Scott and I were at the trail head just after dawn, and noticed a fellow hiker looking over the trail map, and invited her to join us. She accepted, and we headed up the mountain.

As we walked and enjoyed the views, the hiker told us her name was Kathy, and she coached softball in Allen, Texas, and, some years ago, played softball in Tuttle, Oklahoma, and was part of a state champion team.

As our hike grew more challenging, Kathy became more and more a couch. She checked on us constantly, encouraged us when it got difficult, and congratulated us when we met a goal.

Her biggest coaching moment came when Scott became increasingly acrophobic as we reached the top of the mountain. The final push to the top included walking up a narrow, exposed ridge, and Scott, who has been afraid of heights his entire life, stopped, and swore he could not go on.

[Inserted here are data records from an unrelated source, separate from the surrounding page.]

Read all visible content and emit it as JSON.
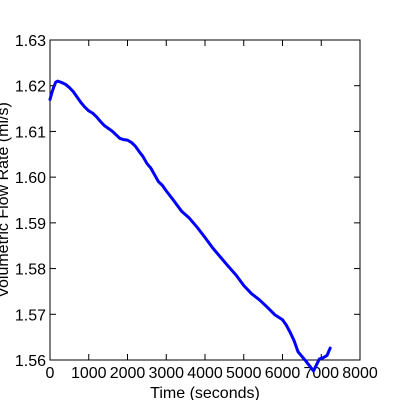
{
  "chart_data": {
    "type": "line",
    "title": "",
    "xlabel": "Time (seconds)",
    "ylabel": "Volumetric Flow Rate (ml/s)",
    "xlim": [
      0,
      8000
    ],
    "ylim": [
      1.56,
      1.63
    ],
    "x_ticks": [
      0,
      1000,
      2000,
      3000,
      4000,
      5000,
      6000,
      7000,
      8000
    ],
    "y_ticks": [
      1.56,
      1.57,
      1.58,
      1.59,
      1.6,
      1.61,
      1.62,
      1.63
    ],
    "x_tick_labels": [
      "0",
      "1000",
      "2000",
      "3000",
      "4000",
      "5000",
      "6000",
      "7000",
      "8000"
    ],
    "y_tick_labels": [
      "1.56",
      "1.57",
      "1.58",
      "1.59",
      "1.60",
      "1.61",
      "1.62",
      "1.63"
    ],
    "grid": false,
    "line_color": "#0000ff",
    "series": [
      {
        "x": [
          0,
          50,
          100,
          150,
          200,
          300,
          400,
          500,
          600,
          700,
          800,
          900,
          1000,
          1100,
          1200,
          1300,
          1400,
          1500,
          1600,
          1700,
          1800,
          1900,
          2000,
          2100,
          2200,
          2300,
          2400,
          2500,
          2600,
          2700,
          2800,
          2900,
          3000,
          3200,
          3400,
          3600,
          3800,
          4000,
          4200,
          4400,
          4600,
          4800,
          5000,
          5200,
          5400,
          5600,
          5800,
          6000,
          6100,
          6200,
          6300,
          6400,
          6600,
          6800,
          6950,
          7050,
          7150,
          7230
        ],
        "y": [
          1.617,
          1.6185,
          1.6198,
          1.6208,
          1.621,
          1.6207,
          1.6203,
          1.6196,
          1.6187,
          1.6175,
          1.6163,
          1.6153,
          1.6145,
          1.614,
          1.6132,
          1.6122,
          1.6113,
          1.6107,
          1.6101,
          1.6093,
          1.6085,
          1.6082,
          1.6081,
          1.6076,
          1.6068,
          1.6056,
          1.6045,
          1.603,
          1.602,
          1.6005,
          1.599,
          1.5982,
          1.597,
          1.5948,
          1.5925,
          1.591,
          1.589,
          1.5868,
          1.5845,
          1.5825,
          1.5805,
          1.5786,
          1.5763,
          1.5745,
          1.5732,
          1.5716,
          1.5699,
          1.5688,
          1.5676,
          1.566,
          1.5642,
          1.5618,
          1.5598,
          1.5576,
          1.5602,
          1.5605,
          1.561,
          1.5626
        ]
      }
    ]
  }
}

Coach Kathy was right there. Scott later wrote on his blog...

“Kathy’s experience teaching, coaching and just being an all-around nice person, really came into play for me when we reached the saddle. I was convinced I was not going another step and I was willing to accept falling a bit short of making it to the summit that was about 200 yards away.

“I was trapped in a negative cycle of anxiety-based thinking. I was unable to coach myself.

“This is where Kathy worked her magic.

“She held the determination that I was unable to muster. She said, ‘We are going to do this. Only a little bit to go. I want you to just look at my feet. Focus on my feet.’ “

Kathy coached Scott to the top of the mountain.

So, wow. Coaches can be very powerful, enabling, character-building figures in our lives. As I thought about Kathy and her coaching that day, I thought about all the great coaches I know and have known in our community. I am proud to work beside them.